Rust introduces quite a lot of its terminology, and we spent a lot of time trying to at least come up with an acceptable translation of things like “ownership”, “borrowing”, and “crate”. The use of code review tools seemed to be useful: it is easier to follow the use of terms, the overall style, and generally help newcomers to translate.

As a result, the translator of another book on Rust, Rust by Example : suhr, helped us with this aspect. His idea was to implement code review: he proposed using the new Reviewable service.

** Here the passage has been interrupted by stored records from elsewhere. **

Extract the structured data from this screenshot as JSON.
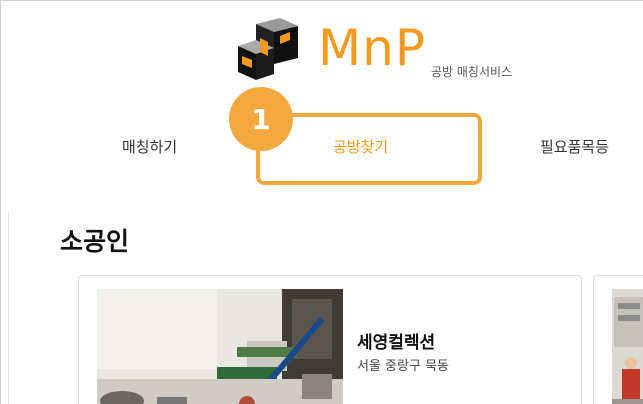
{
  "brand": {
    "name": "MnP",
    "subtitle": "공방 매칭서비스",
    "accent_color": "#f59a1e",
    "logo_icon": "mnp-cube-logo"
  },
  "nav": {
    "tabs": [
      {
        "label": "매칭하기"
      },
      {
        "label": "공방찾기"
      },
      {
        "label": "필요품목등"
      }
    ],
    "active_index": 1
  },
  "annotation": {
    "step_number": "1",
    "highlight_color": "#f2a83d"
  },
  "section": {
    "title": "소공인"
  },
  "cards": [
    {
      "name": "세영컬렉션",
      "address": "서울 중랑구 묵동"
    }
  ]
}
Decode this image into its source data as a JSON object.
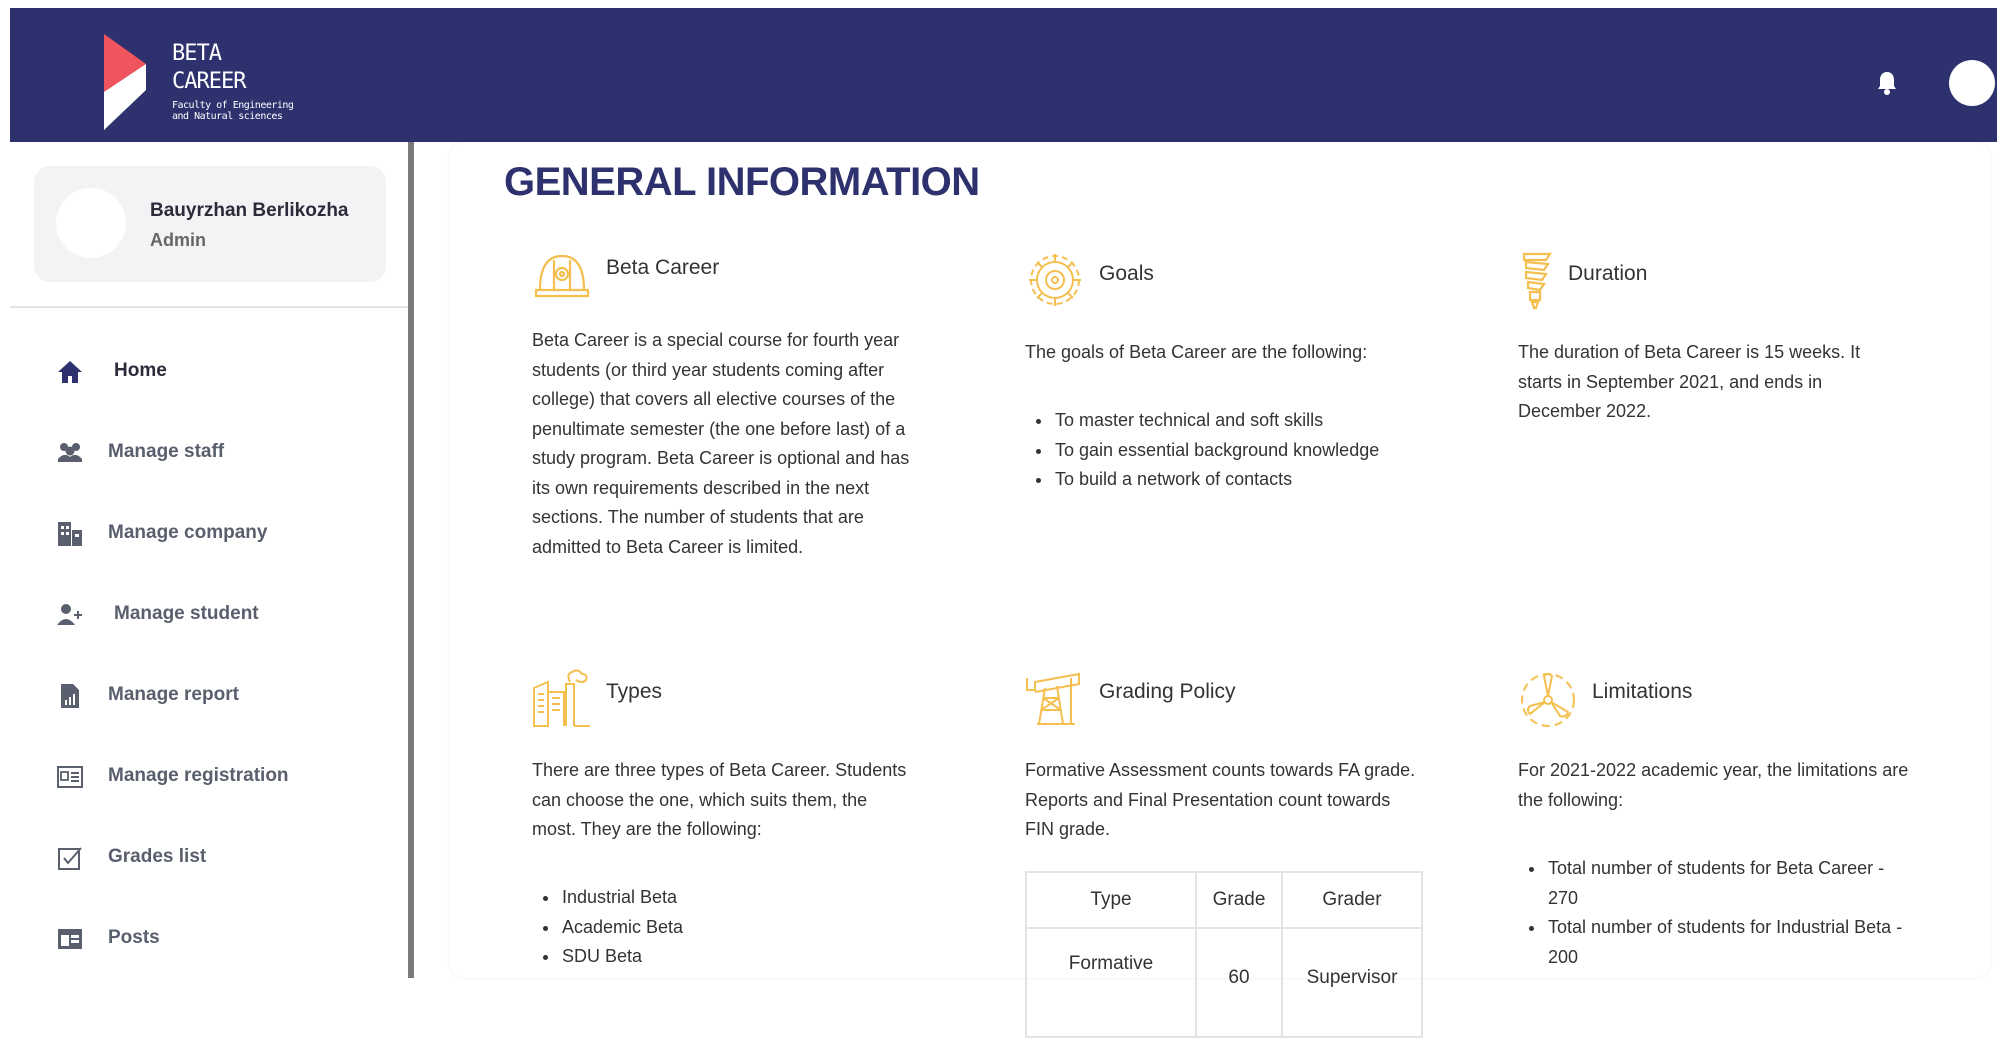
{
  "header": {
    "brand_line1": "BETA",
    "brand_line2": "CAREER",
    "brand_sub1": "Faculty of Engineering",
    "brand_sub2": "and Natural sciences",
    "bg_color": "#2d316e",
    "accent_color": "#f0545d"
  },
  "profile": {
    "name": "Bauyrzhan Berlikozha",
    "role": "Admin"
  },
  "sidebar": {
    "items": [
      {
        "label": "Home",
        "icon": "home-icon",
        "active": true
      },
      {
        "label": "Manage staff",
        "icon": "users-icon"
      },
      {
        "label": "Manage company",
        "icon": "building-icon"
      },
      {
        "label": "Manage student",
        "icon": "user-plus-icon"
      },
      {
        "label": "Manage report",
        "icon": "report-icon"
      },
      {
        "label": "Manage registration",
        "icon": "registration-icon"
      },
      {
        "label": "Grades list",
        "icon": "checkbox-icon"
      },
      {
        "label": "Posts",
        "icon": "posts-icon"
      }
    ]
  },
  "main": {
    "title": "GENERAL INFORMATION",
    "icon_color": "#f5bf4f",
    "sections": {
      "beta_career": {
        "title": "Beta Career",
        "icon": "helmet-icon",
        "body": "Beta Career is a special course for fourth year students (or third year students coming after college) that covers all elective courses of the penultimate semester (the one before last) of a study program. Beta Career is optional and has its own requirements described in the next sections. The number of students that are admitted to Beta Career is limited."
      },
      "goals": {
        "title": "Goals",
        "icon": "gear-icon",
        "intro": "The goals of Beta Career are the following:",
        "items": [
          "To master technical and soft skills",
          "To gain essential background knowledge",
          "To build a network of contacts"
        ]
      },
      "duration": {
        "title": "Duration",
        "icon": "lightbulb-icon",
        "body": "The duration of Beta Career is 15 weeks. It starts in September 2021, and ends in December 2022."
      },
      "types": {
        "title": "Types",
        "icon": "factory-icon",
        "intro": "There are three types of Beta Career. Students can choose the one, which suits them, the most. They are the following:",
        "items": [
          "Industrial Beta",
          "Academic Beta",
          "SDU Beta"
        ]
      },
      "grading": {
        "title": "Grading Policy",
        "icon": "oil-pump-icon",
        "intro": "Formative Assessment counts towards FA grade. Reports and Final Presentation count towards FIN grade.",
        "table": {
          "headers": [
            "Type",
            "Grade",
            "Grader"
          ],
          "rows": [
            [
              "Formative",
              "60",
              "Supervisor"
            ]
          ]
        }
      },
      "limitations": {
        "title": "Limitations",
        "icon": "wind-turbine-icon",
        "intro": "For 2021-2022 academic year, the limitations are the following:",
        "items": [
          "Total number of students for Beta Career - 270",
          "Total number of students for Industrial Beta - 200"
        ]
      }
    }
  }
}
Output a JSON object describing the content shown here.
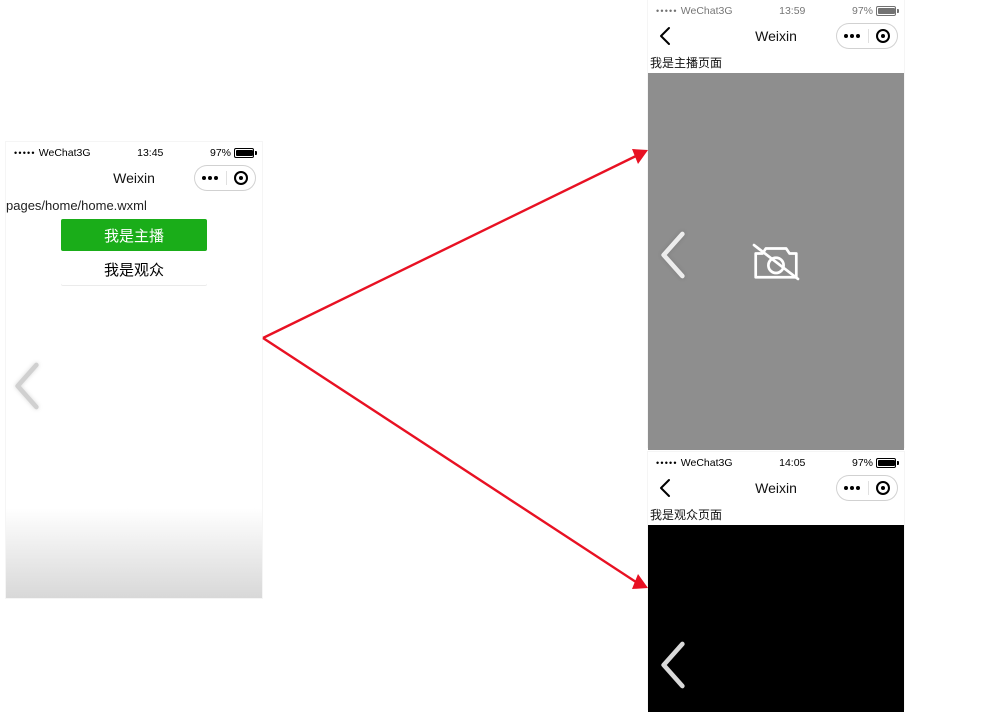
{
  "status": {
    "signal_dots": "•••••",
    "carrier": "WeChat3G",
    "battery_text": "97%"
  },
  "phone_home": {
    "time": "13:45",
    "title": "Weixin",
    "page_path": "pages/home/home.wxml",
    "btn_host": "我是主播",
    "btn_viewer": "我是观众"
  },
  "phone_host": {
    "time": "13:59",
    "title": "Weixin",
    "heading": "我是主播页面"
  },
  "phone_viewer": {
    "time": "14:05",
    "title": "Weixin",
    "heading": "我是观众页面"
  }
}
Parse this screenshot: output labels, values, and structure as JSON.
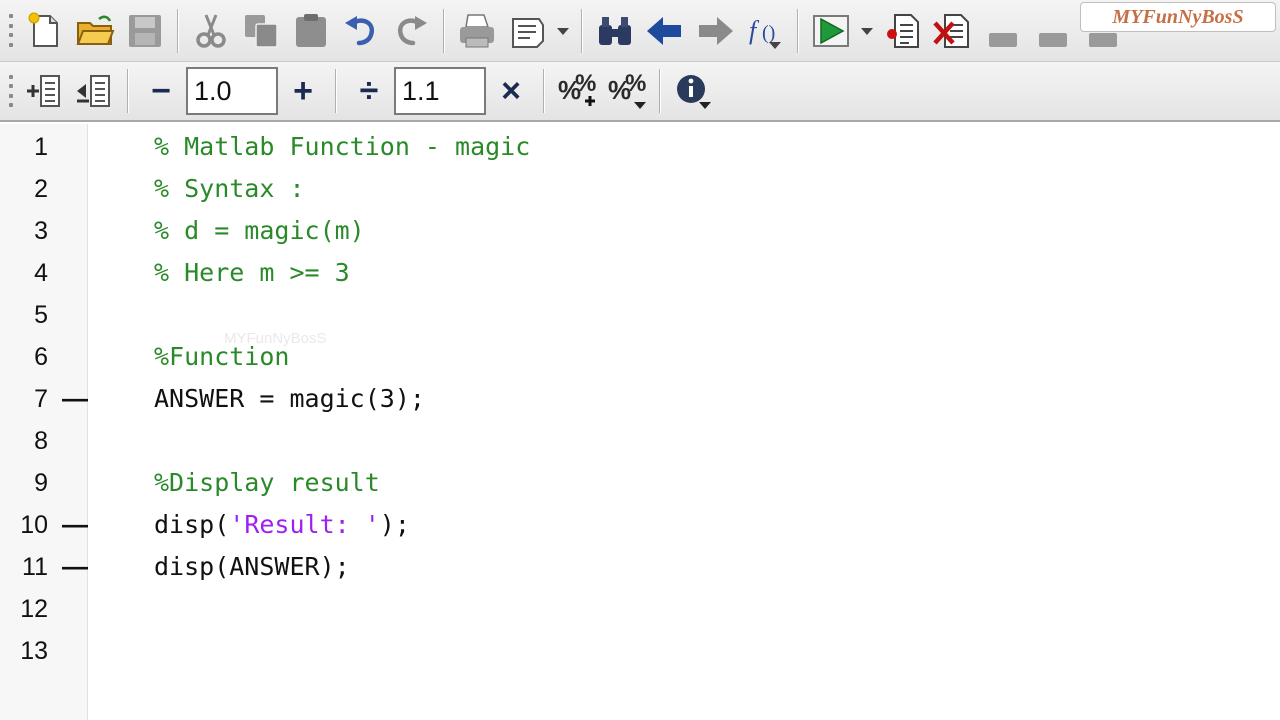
{
  "toolbar1": {
    "buttons": [
      {
        "name": "new-file",
        "icon": "new-file-icon"
      },
      {
        "name": "open-file",
        "icon": "open-folder-icon"
      },
      {
        "name": "save",
        "icon": "save-icon"
      },
      {
        "name": "cut",
        "icon": "scissors-icon"
      },
      {
        "name": "copy",
        "icon": "copy-icon"
      },
      {
        "name": "paste",
        "icon": "paste-icon"
      },
      {
        "name": "undo",
        "icon": "undo-icon"
      },
      {
        "name": "redo",
        "icon": "redo-icon"
      },
      {
        "name": "print",
        "icon": "printer-icon"
      },
      {
        "name": "print-selection",
        "icon": "print-selection-icon"
      },
      {
        "name": "find",
        "icon": "binoculars-icon"
      },
      {
        "name": "go-back",
        "icon": "arrow-left-icon"
      },
      {
        "name": "go-forward",
        "icon": "arrow-right-icon"
      },
      {
        "name": "function-browser",
        "icon": "fx-icon"
      },
      {
        "name": "run",
        "icon": "run-icon"
      },
      {
        "name": "set-breakpoint",
        "icon": "breakpoint-icon"
      },
      {
        "name": "clear-breakpoints",
        "icon": "clear-breakpoints-icon"
      }
    ]
  },
  "toolbar2": {
    "decrement_label": "−",
    "increment_label": "+",
    "increment_value": "1.0",
    "divide_label": "÷",
    "multiply_label": "×",
    "scale_value": "1.1"
  },
  "watermark": "MYFunNyBosS",
  "editor": {
    "ghost_text": "MYFunNyBosS",
    "lines": [
      {
        "num": "1",
        "marker": "",
        "type": "comment",
        "text": "% Matlab Function - magic"
      },
      {
        "num": "2",
        "marker": "",
        "type": "comment",
        "text": "% Syntax :"
      },
      {
        "num": "3",
        "marker": "",
        "type": "comment",
        "text": "% d = magic(m)"
      },
      {
        "num": "4",
        "marker": "",
        "type": "comment",
        "text": "% Here m >= 3"
      },
      {
        "num": "5",
        "marker": "",
        "type": "blank",
        "text": ""
      },
      {
        "num": "6",
        "marker": "",
        "type": "comment",
        "text": "%Function"
      },
      {
        "num": "7",
        "marker": "—",
        "type": "code",
        "text": "ANSWER = magic(3);"
      },
      {
        "num": "8",
        "marker": "",
        "type": "blank",
        "text": ""
      },
      {
        "num": "9",
        "marker": "",
        "type": "comment",
        "text": "%Display result"
      },
      {
        "num": "10",
        "marker": "—",
        "type": "mixed",
        "pre": "disp(",
        "str": "'Result: '",
        "post": ");"
      },
      {
        "num": "11",
        "marker": "—",
        "type": "code",
        "text": "disp(ANSWER);"
      },
      {
        "num": "12",
        "marker": "",
        "type": "blank",
        "text": ""
      },
      {
        "num": "13",
        "marker": "",
        "type": "blank",
        "text": ""
      }
    ]
  },
  "colors": {
    "comment": "#2a8a2a",
    "string": "#a020f0",
    "code": "#111111",
    "watermark": "#c56f47"
  }
}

Although at first I was skeptical about using this tool, and there were some problems with it, the speed of its development is very good. In the end, I can recommend Reviewable as a replacement for gerrit, which is one of the best tools in this class. Reviewable is able to keep track of what changes are reviewed by the reviewer, which of the problems are solved, can run the editor directly from the web interface, understands the tags in the comments, allows you to compare different versions of the same patch, understands the build status on Travis and allows you to merge the branch into GitHub immediately your interface. Like Travis, it is completely free for open source projects on GitHub. For an example, here is the Reviewable page with a review of changes in the FFI chapter.

suhr did a lot of reviewing changes in the text of the book, in particular mine. And sometimes this process went very slowly and hard. Even the code is difficult to review, and in the case of a book, issues of taste, style, consistency with the original, the use of terminology, and other informal factors come out on top. Honestly, sometimes I was infuriated by comments from the suhr, and I think he was infuriated by my changes and answers. Fortunately, no serious confrontation has come.

At some point, I thought that the reviewer was doing no less important work than the translator himself. He checks the readability of the text as a reader directly, and ultimately, the result of our translation has become much better thanks to the review of changes.

Summing up, I would like to emphasize once again: we managed to build a good project infrastructure, which had a positive effect on the result, thanks to the fact that we used GitHub as a platform. Convenient review, automatic publication of a new version 5 minutes after the merge of a branch is cool. But Reviewable and Travis cannot be built into the crowdsourcing translation of ordinary texts, not to mention the fact that you cannot do automatic deployment there taking into account all the features of the publication.

And it turns out that even in such non-programmer work as translation of the book, there were several tasks for programmers. DevOps will help even a technical writer. Organizing a good infrastructure and process will help, even if the project does not seem to require the attention of programmers at all.